Font Size:

“He ought to,” Waleran agreed. “But that doesn’t mean he will.”

“But I’ve come over to his side!”

“Richard of Kingsbridge never left it.”

William permitted himself a smug smile. “I think I’ve disposed of the threat from Richard.”

“Oh? How?”

“Richard has never had any land. The only way he’s been able to keep up a knightly entourage is by using his sister’s money.”

“It’s unorthodox, but it’s worked so far.”

“But now his sister no longer has any money. I set fire to her barn yesterday. She’s destitute. And so is Richard.”

Waleran nodded acknowledgment. “In that case it’s only a matter of time before he disappears from sight. And then, I should think, the earldom is yours.”

Dinner was ready. William’s men-at-arms sat below the salt and flirted with the palace laundresses. William was at the head of the table with Waleran and his archdeacons. Now that he had relaxed, William rather envied the men with the laundresses: archdeacons made dull company.

Dean Baldwin offered William a dish of peas and said: “Lord William, how will you prevent someone else from doing what Prior Philip tried to do, and starting his own fleece fair?”

William was surprised by this question. “They wouldn’t dare!”

“Another monk wouldn’t dare, perhaps; but an earl might.”

“He’d need a license.”

“He might get one, if he fought for Stephen.”

“Not in this county.”

“Baldwin is right, William,” said Bishop Waleran. “All around the borders of your earldom there are towns that could hold a fleece fair: Wilton, Devizes, Wells, Marlborough, Wallingford. ...”

“I burned Kingsbridge, I can burn any place,” William said irritably. He took a swallow of wine. It angered him to have his victory deprecated.

Waleran took a roll of new bread and broke it without eating any. “Kingsbridge is an easy target,” he argued. “It has no town wall, no castle, not even a big church for people to take refuge in. And it’s run by a monk who has no knights or men-at-arms. Kingsbridge is defenseless. Most towns aren’t.”

Dean Baldwin added: “And when the civil war is over, whoever wins, you won’t even be able to burn a town like Kingsbridge and get away with it. That’s breaking the king’s peace. No king could overlook it in normal times.”

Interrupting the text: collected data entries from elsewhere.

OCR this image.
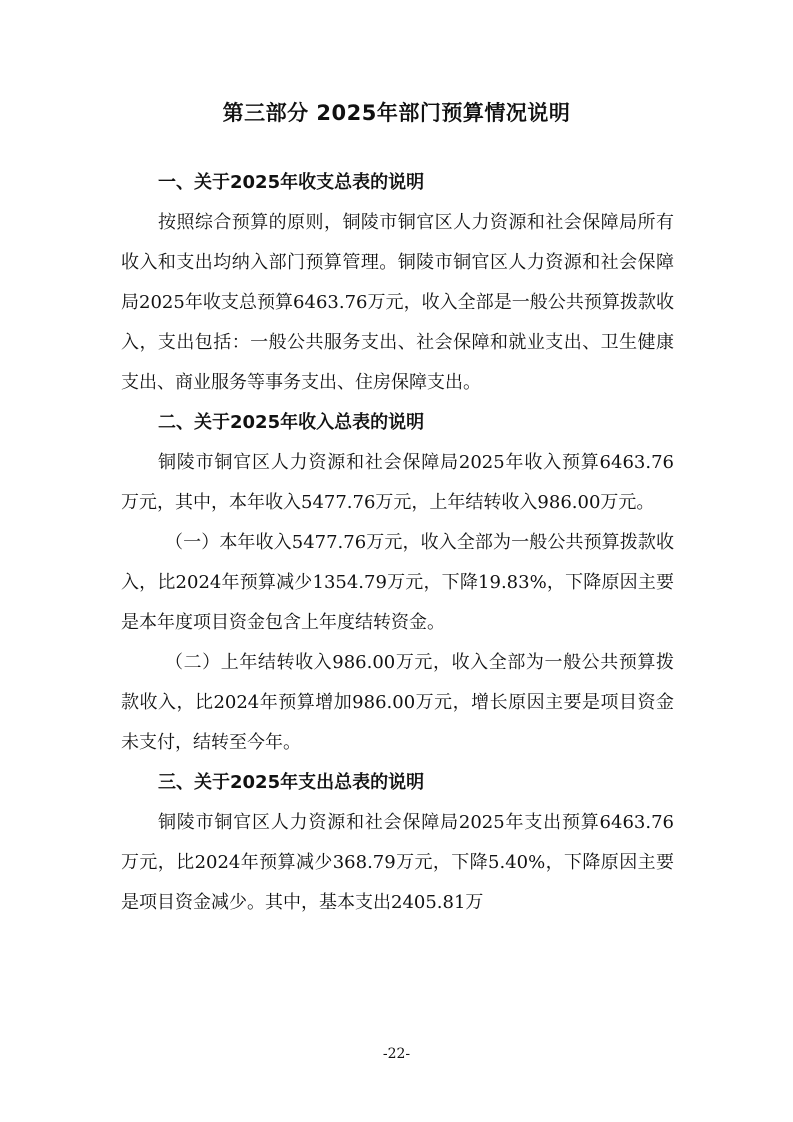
第三部分 2025年部门预算情况说明

一、关于2025年收支总表的说明

按照综合预算的原则，铜陵市铜官区人力资源和社会保障局所有收入和支出均纳入部门预算管理。铜陵市铜官区人力资源和社会保障局2025年收支总预算6463.76万元，收入全部是一般公共预算拨款收入，支出包括：一般公共服务支出、社会保障和就业支出、卫生健康支出、商业服务等事务支出、住房保障支出。

二、关于2025年收入总表的说明

铜陵市铜官区人力资源和社会保障局2025年收入预算6463.76万元，其中，本年收入5477.76万元，上年结转收入986.00万元。

（一）本年收入5477.76万元，收入全部为一般公共预算拨款收入，比2024年预算减少1354.79万元，下降19.83%，下降原因主要是本年度项目资金包含上年度结转资金。

（二）上年结转收入986.00万元，收入全部为一般公共预算拨款收入，比2024年预算增加986.00万元，增长原因主要是项目资金未支付，结转至今年。

三、关于2025年支出总表的说明

铜陵市铜官区人力资源和社会保障局2025年支出预算6463.76万元，比2024年预算减少368.79万元，下降5.40%，下降原因主要是项目资金减少。其中，基本支出2405.81万

-22-
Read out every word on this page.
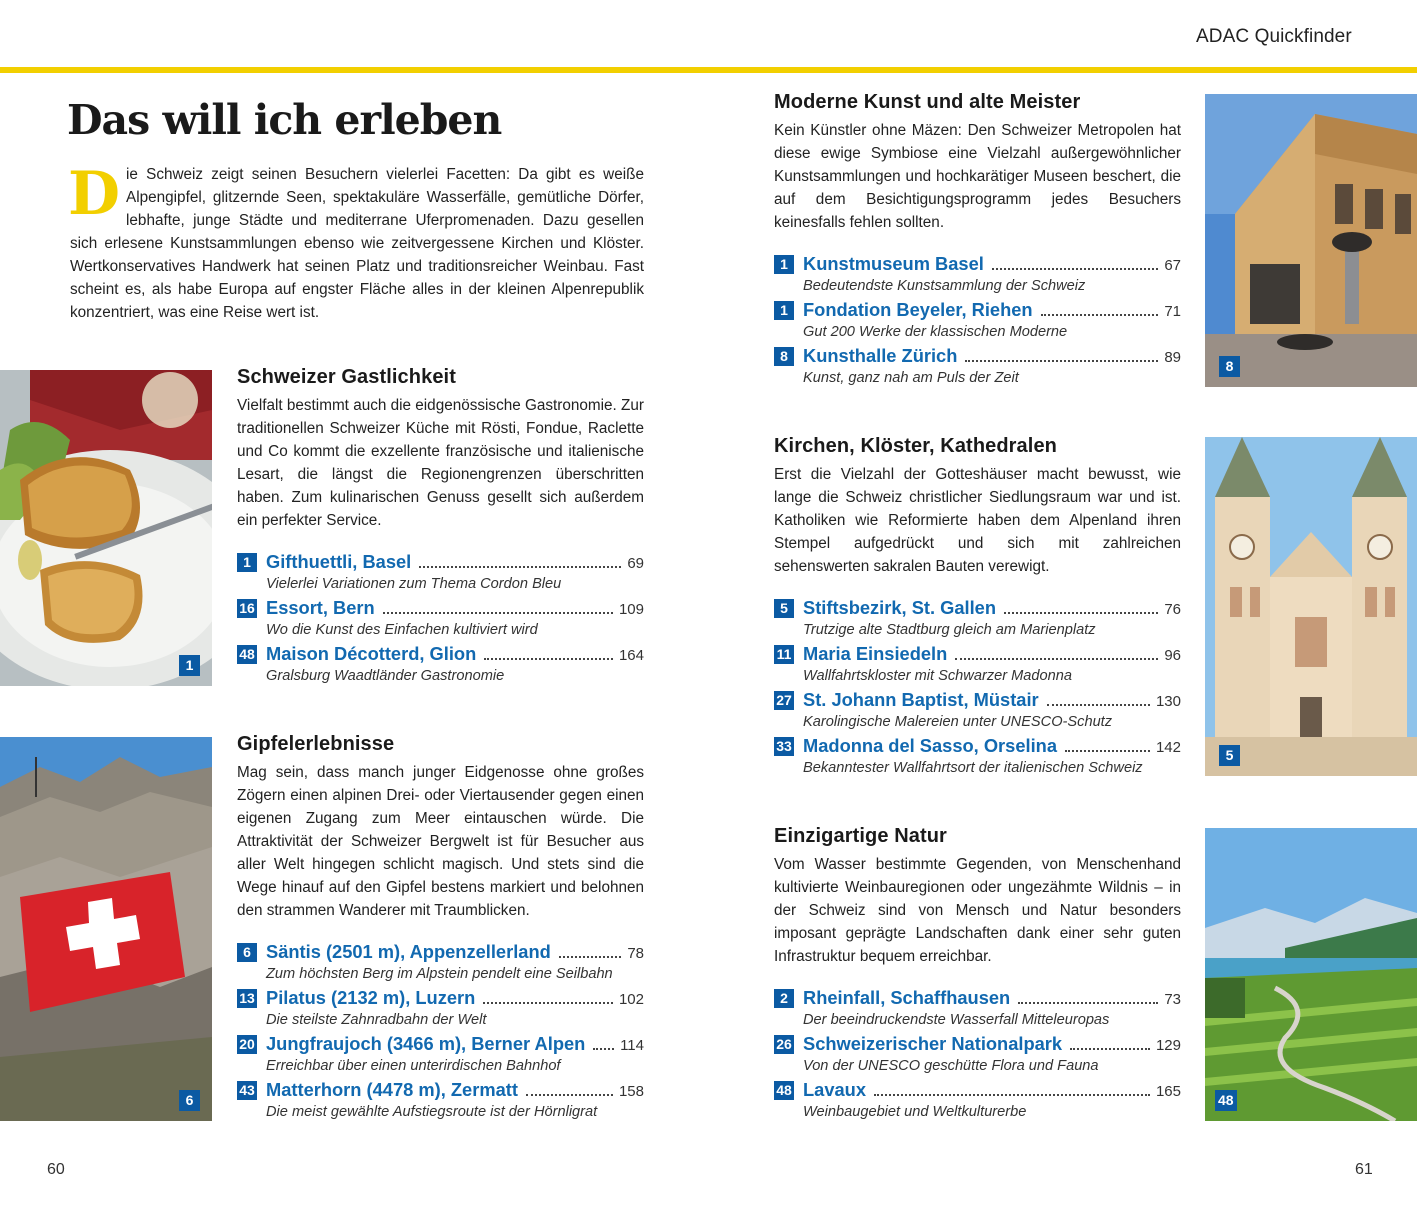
ADAC Quickfinder
Das will ich erleben
Die Schweiz zeigt seinen Besuchern vielerlei Facetten: Da gibt es weiße Alpengipfel, glitzernde Seen, spektakuläre Wasserfälle, gemütliche Dörfer, lebhafte, junge Städte und mediterrane Uferpromenaden. Dazu gesellen sich erlesene Kunstsammlungen ebenso wie zeitvergessene Kirchen und Klöster. Wertkonservatives Handwerk hat seinen Platz und traditionsreicher Weinbau. Fast scheint es, als habe Europa auf engster Fläche alles in der kleinen Alpenrepublik konzentriert, was eine Reise wert ist.
1
6
8
5
48
Schweizer Gastlichkeit

Vielfalt bestimmt auch die eidgenössische Gastronomie. Zur traditionellen Schweizer Küche mit Rösti, Fondue, Raclette und Co kommt die exzellente französische und italienische Lesart, die längst die Regionengrenzen überschritten haben. Zum kulinarischen Genuss gesellt sich außerdem ein perfekter Service.

1 Gifthuettli, Basel	69
Vielerlei Variationen zum Thema Cordon Bleu
16 Essort, Bern	109
Wo die Kunst des Einfachen kultiviert wird
48 Maison Décotterd, Glion	164
Gralsburg Waadtländer Gastronomie
Gipfelerlebnisse

Mag sein, dass manch junger Eidgenosse ohne großes Zögern einen alpinen Drei- oder Viertausender gegen einen eigenen Zugang zum Meer eintauschen würde. Die Attraktivität der Schweizer Bergwelt ist für Besucher aus aller Welt hingegen schlicht magisch. Und stets sind die Wege hinauf auf den Gipfel bestens markiert und belohnen den strammen Wanderer mit Traumblicken.

6 Säntis (2501 m), Appenzellerland	78
Zum höchsten Berg im Alpstein pendelt eine Seilbahn
13 Pilatus (2132 m), Luzern	102
Die steilste Zahnradbahn der Welt
20 Jungfraujoch (3466 m), Berner Alpen 114
Erreichbar über einen unterirdischen Bahnhof
43 Matterhorn (4478 m), Zermatt	158
Die meist gewählte Aufstiegsroute ist der Hörnligrat
Moderne Kunst und alte Meister

Kein Künstler ohne Mäzen: Den Schweizer Metropolen hat diese ewige Symbiose eine Vielzahl außergewöhnlicher Kunstsammlungen und hochkarätiger Museen beschert, die auf dem Besichtigungsprogramm jedes Besuchers keinesfalls fehlen sollten.

1 Kunstmuseum Basel	67
Bedeutendste Kunstsammlung der Schweiz
1 Fondation Beyeler, Riehen	71
Gut 200 Werke der klassischen Moderne
8 Kunsthalle Zürich	89
Kunst, ganz nah am Puls der Zeit
Kirchen, Klöster, Kathedralen

Erst die Vielzahl der Gotteshäuser macht bewusst, wie lange die Schweiz christlicher Siedlungsraum war und ist. Katholiken wie Reformierte haben dem Alpenland ihren Stempel aufgedrückt und sich mit zahlreichen sehenswerten sakralen Bauten verewigt.

5 Stiftsbezirk, St. Gallen	76
Trutzige alte Stadtburg gleich am Marienplatz
11 Maria Einsiedeln	96
Wallfahrtskloster mit Schwarzer Madonna
27 St. Johann Baptist, Müstair	130
Karolingische Malereien unter UNESCO-Schutz
33 Madonna del Sasso, Orselina	142
Bekanntester Wallfahrtsort der italienischen Schweiz
Einzigartige Natur

Vom Wasser bestimmte Gegenden, von Menschenhand kultivierte Weinbauregionen oder ungezähmte Wildnis – in der Schweiz sind von Mensch und Natur besonders imposant geprägte Landschaften dank einer sehr guten Infrastruktur bequem erreichbar.

2 Rheinfall, Schaffhausen	73
Der beeindruckendste Wasserfall Mitteleuropas
26 Schweizerischer Nationalpark	129
Von der UNESCO geschütte Flora und Fauna
48 Lavaux	165
Weinbaugebiet und Weltkulturerbe
60	61
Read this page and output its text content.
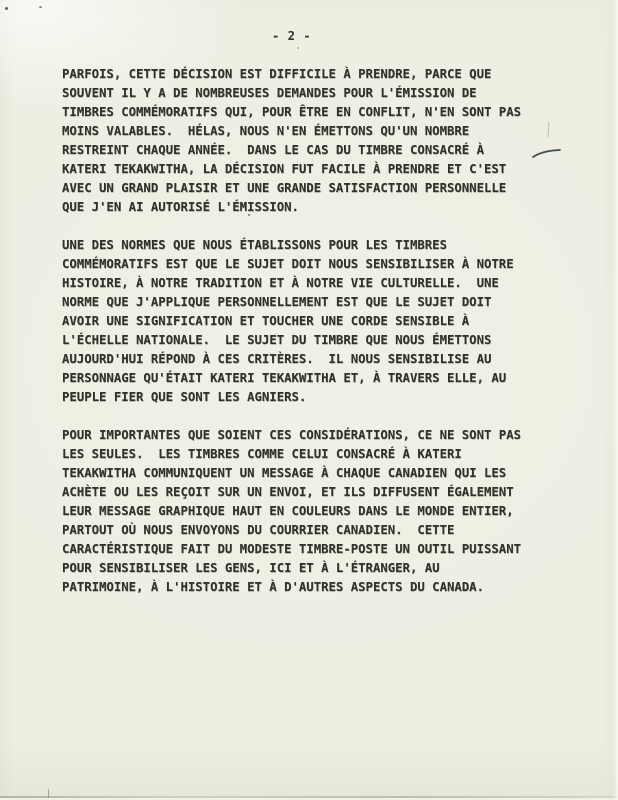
- 2 -
PARFOIS, CETTE DÉCISION EST DIFFICILE À PRENDRE, PARCE QUE
SOUVENT IL Y A DE NOMBREUSES DEMANDES POUR L'ÉMISSION DE
TIMBRES COMMÉMORATIFS QUI, POUR ÊTRE EN CONFLIT, N'EN SONT PAS
MOINS VALABLES.  HÉLAS, NOUS N'EN ÉMETTONS QU'UN NOMBRE
RESTREINT CHAQUE ANNÉE.  DANS LE CAS DU TIMBRE CONSACRÉ À
KATERI TEKAKWITHA, LA DÉCISION FUT FACILE À PRENDRE ET C'EST
AVEC UN GRAND PLAISIR ET UNE GRANDE SATISFACTION PERSONNELLE
QUE J'EN AI AUTORISÉ L'ÉMISSION.
UNE DES NORMES QUE NOUS ÉTABLISSONS POUR LES TIMBRES
COMMÉMORATIFS EST QUE LE SUJET DOIT NOUS SENSIBILISER À NOTRE
HISTOIRE, À NOTRE TRADITION ET À NOTRE VIE CULTURELLE.  UNE
NORME QUE J'APPLIQUE PERSONNELLEMENT EST QUE LE SUJET DOIT
AVOIR UNE SIGNIFICATION ET TOUCHER UNE CORDE SENSIBLE À
L'ÉCHELLE NATIONALE.  LE SUJET DU TIMBRE QUE NOUS ÉMETTONS
AUJOURD'HUI RÉPOND À CES CRITÈRES.  IL NOUS SENSIBILISE AU
PERSONNAGE QU'ÉTAIT KATERI TEKAKWITHA ET, À TRAVERS ELLE, AU
PEUPLE FIER QUE SONT LES AGNIERS.
POUR IMPORTANTES QUE SOIENT CES CONSIDÉRATIONS, CE NE SONT PAS
LES SEULES.  LES TIMBRES COMME CELUI CONSACRÉ À KATERI
TEKAKWITHA COMMUNIQUENT UN MESSAGE À CHAQUE CANADIEN QUI LES
ACHÈTE OU LES REÇOIT SUR UN ENVOI, ET ILS DIFFUSENT ÉGALEMENT
LEUR MESSAGE GRAPHIQUE HAUT EN COULEURS DANS LE MONDE ENTIER,
PARTOUT OÙ NOUS ENVOYONS DU COURRIER CANADIEN.  CETTE
CARACTÉRISTIQUE FAIT DU MODESTE TIMBRE-POSTE UN OUTIL PUISSANT
POUR SENSIBILISER LES GENS, ICI ET À L'ÉTRANGER, AU
PATRIMOINE, À L'HISTOIRE ET À D'AUTRES ASPECTS DU CANADA.
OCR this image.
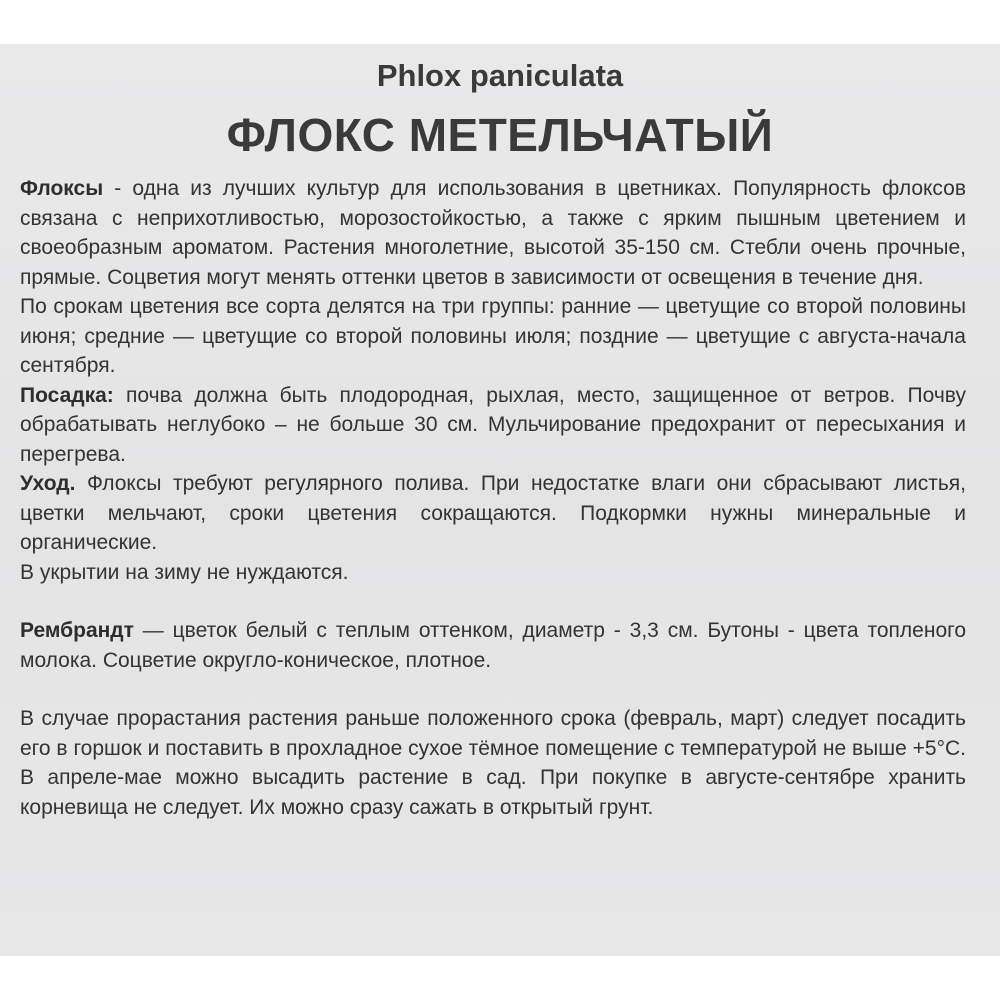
Phlox paniculata
ФЛОКС МЕТЕЛЬЧАТЫЙ

Флоксы - одна из лучших культур для использования в цветниках. Популярность флоксов связана с неприхотливостью, морозостойкостью, а также с ярким пышным цветением и своеобразным ароматом. Растения многолетние, высотой 35-150 см. Стебли очень прочные, прямые. Соцветия могут менять оттенки цветов в зависимости от освещения в течение дня.

По срокам цветения все сорта делятся на три группы: ранние — цветущие со второй половины июня; средние — цветущие со второй половины июля; поздние — цветущие с августа-начала сентября.

Посадка: почва должна быть плодородная, рыхлая, место, защищенное от ветров. Почву обрабатывать неглубоко – не больше 30 см. Мульчирование предохранит от пересыхания и перегрева.

Уход. Флоксы требуют регулярного полива. При недостатке влаги они сбрасывают листья, цветки мельчают, сроки цветения сокращаются. Подкормки нужны минеральные и органические.

В укрытии на зиму не нуждаются.

Рембрандт — цветок белый с теплым оттенком, диаметр - 3,3 см. Бутоны - цвета топленого молока. Соцветие округло-коническое, плотное.

В случае прорастания растения раньше положенного срока (февраль, март) следует посадить его в горшок и поставить в прохладное сухое тёмное помещение с температурой не выше +5°С. В апреле-мае можно высадить растение в сад. При покупке в августе-сентябре хранить корневища не следует. Их можно сразу сажать в открытый грунт.
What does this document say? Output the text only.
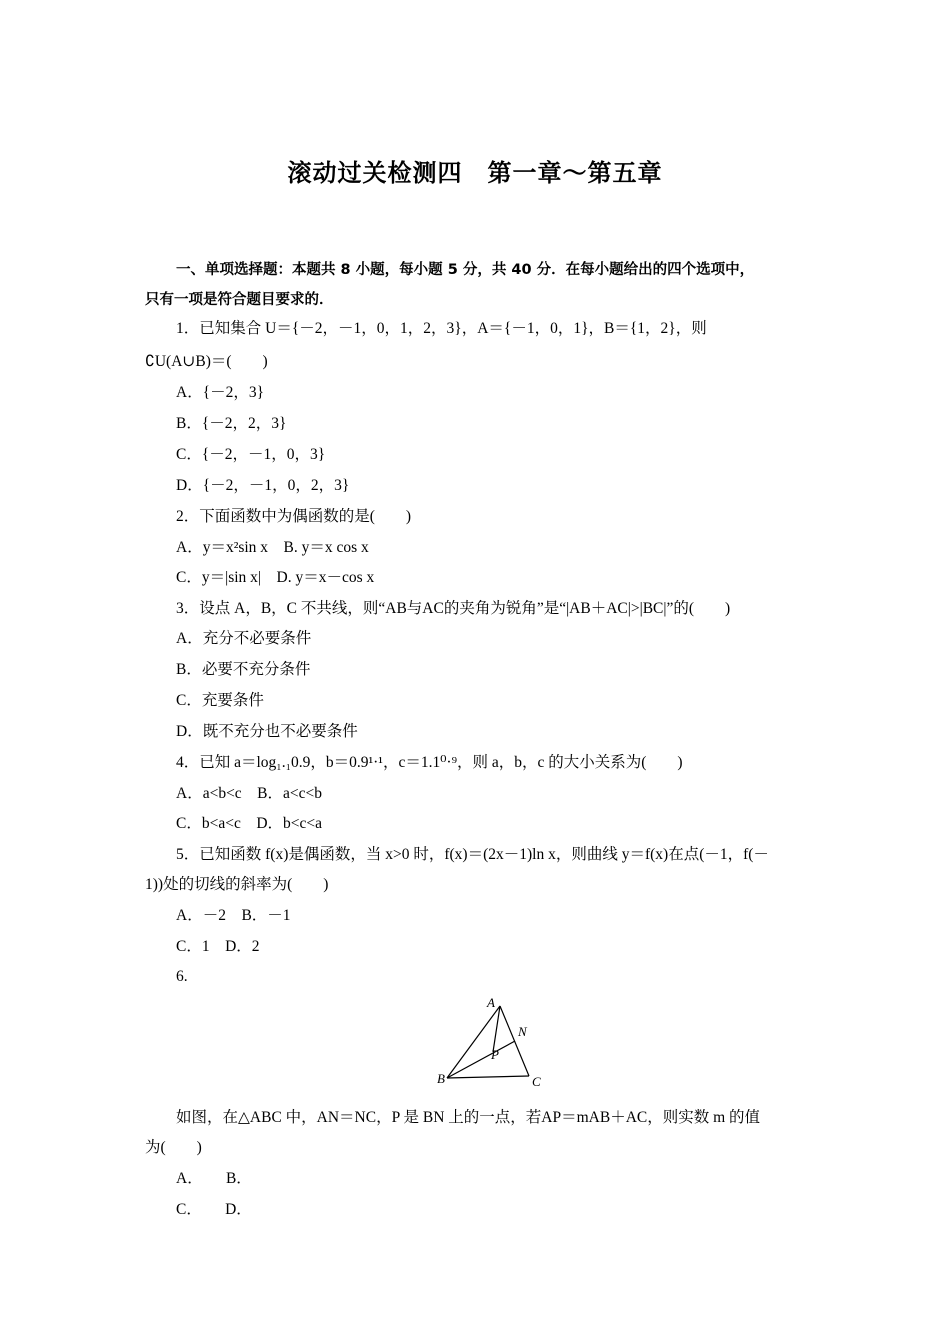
滚动过关检测四　第一章～第五章
一、单项选择题：本题共 8 小题，每小题 5 分，共 40 分．在每小题给出的四个选项中，
只有一项是符合题目要求的．
1．已知集合 U＝{－2，－1，0，1，2，3}，A＝{－1，0，1}，B＝{1，2}，则
∁U(A∪B)＝(　　)
A．{－2，3}
B．{－2，2，3}
C．{－2，－1，0，3}
D．{－2，－1，0，2，3}
2．下面函数中为偶函数的是(　　)
A．y＝x²sin x　B. y＝x cos x
C．y＝|sin x|　D. y＝x－cos x
3．设点 A，B，C 不共线，则“AB与AC的夹角为锐角”是“|AB＋AC|>|BC|”的(　　)
A．充分不必要条件
B．必要不充分条件
C．充要条件
D．既不充分也不必要条件
4．已知 a＝log₁.₁0.9，b＝0.9¹·¹，c＝1.1⁰·⁹，则 a，b，c 的大小关系为(　　)
A．a<b<c　B．a<c<b
C．b<a<c　D．b<c<a
5．已知函数 f(x)是偶函数，当 x>0 时，f(x)＝(2x－1)ln x，则曲线 y＝f(x)在点(－1，f(－
1))处的切线的斜率为(　　)
A．－2　B．－1
C．1　D．2
6.
A
B	C
N
P
如图，在△ABC 中，AN＝NC，P 是 BN 上的一点，若AP＝mAB＋AC，则实数 m 的值
为(　　)
A．　　B．
C．　　D．
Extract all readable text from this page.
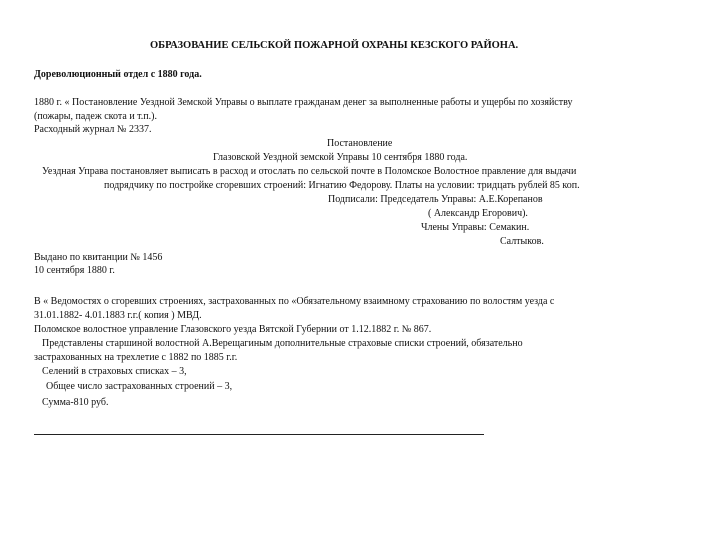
ОБРАЗОВАНИЕ СЕЛЬСКОЙ ПОЖАРНОЙ ОХРАНЫ КЕЗСКОГО РАЙОНА.
Дореволюционный отдел с 1880 года.
1880 г. « Постановление Уездной Земской Управы о выплате гражданам денег за выполненные работы и ущербы по хозяйству
(пожары, падеж скота и т.п.).
Расходный журнал № 2337.
Постановление
Глазовской Уездной земской Управы 10 сентября 1880 года.
Уездная Управа постановляет выписать в расход и отослать по сельской почте в Поломское Волостное правление для выдачи
подрядчику по постройке сгоревших строений: Игнатию Федорову. Платы на условии: тридцать рублей 85 коп.
Подписали: Председатель Управы: А.Е.Корепанов
( Александр Егорович).
Члены Управы: Семакин.
Салтыков.
Выдано по квитанции № 1456
10 сентября 1880 г.
В « Ведомостях о сгоревших строениях, застрахованных по «Обязательному взаимному страхованию по волостям уезда с
31.01.1882- 4.01.1883 г.г.( копия ) МВД.
Поломское волостное управление Глазовского уезда Вятской Губернии от 1.12.1882 г. № 867.
Представлены старшиной волостной А.Верещагиным дополнительные страховые списки строений, обязательно
застрахованных на трехлетие с 1882 по 1885 г.г.
Селений в страховых списках – 3,
Общее число застрахованных строений – 3,
Сумма-810 руб.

William saw their point and it made him angry. “Then the whole thing might have been for nothing,” he said. He put down his knife. His stomach was cramped with tension and he could no longer eat.

Waleran said: “Of course, if Aliena is ruined, that leaves a kind of vacancy.”

William did not follow him. “What do you mean?”

“Most of the wool in the county was sold to her this year. What will happen next year?”

“I don’t know.”

Waleran continued in the same thoughtful manner. “Apart from Prior Philip, all the wool producers for miles around are either tenants of the earl or tenants of the bishop. You’re the earl, in everything but name, and I’m the bishop. If we forced all our tenants to sell their fleeces to us, we would control two thirds of the wool trade in the county. We would sell at the Shiring Fleece Fair. There wouldn’t be enough business left to justify another fair, even if someone got a license.”

It was a brilliant idea, William saw immediately. “And we’d make as much money as Aliena did,” he pointed out.

“Indeed.” Waleran took a delicate bite of the meat in front of him and chewed reflectively. “So you’ve burned Kingsbridge, ruined your worst enemy, and established a new source of income for yourself. Not a bad day’s work.”

William took a deep draft of wine, and felt a glow in his belly. He looked down the table, and his eye lit on a plump dark-haired girl who was smiling coquettishly at two of his men. Perhaps he would have her tonight. He knew how it would be. When he got her in a corner, and threw her on the floor, and lifted her skirt, he would remember Aliena’s face, and the expression of terror and despair as she saw her wool going up in flames; and then he would be able to do it. He smiled at the prospect, and took another slice off the haunch of venison.

Prior Philip was shaken to the core by the burning of Kingsbridge. The unexpectedness of William’s move, the brutality of the attack, the dreadful scenes as the crowd panicked, the awful slaughter, and his own utter impotence, all combined to leave him stunned.